My favorite cranky technophobe college professor, Erik Loomis, recommends that we read “Jonathan Rees on how MOOCs allow egocentric professors to drive others out of business while producing lower quality education and the corporate profits that drive the whole thing.”
That sounds about right. It’s worth noting that lower quality is often a better value-proposition and that’s exactly why there’s a profit opportunity. Ikea, for example, has not risen to power by manufacturing better furniture than other companies. If anything it’s worse. Deliberately worse. The profit opportunity is that it turns out that cheap Nordic modern furniture is something a lot of people want.
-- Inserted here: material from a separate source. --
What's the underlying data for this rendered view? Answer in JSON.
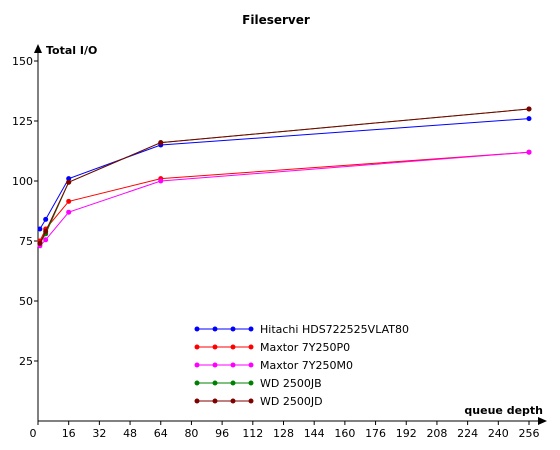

It turned out there was a big market for “somewhat worse but much cheaper” furniture. Lots of people listen to music, but very few people choose to invest in the highest-end products. Things like “it’s cheap” and “it’s convenient” drive people to listen to a lot of MP3s over earbud headphones.
Right now, higher education in the United States is very expensive. Driving some providers out of business by offering a much cheaper but somewhat lower-quality product seems like a reasonable plan. As I wrote yesterday, I actually have some fairly profound doubts that this will work since I’m not sure “quality teaching” is realy what drives the higher education market at all. But it’s not a crazy idea any more than Ikea is a crazy idea.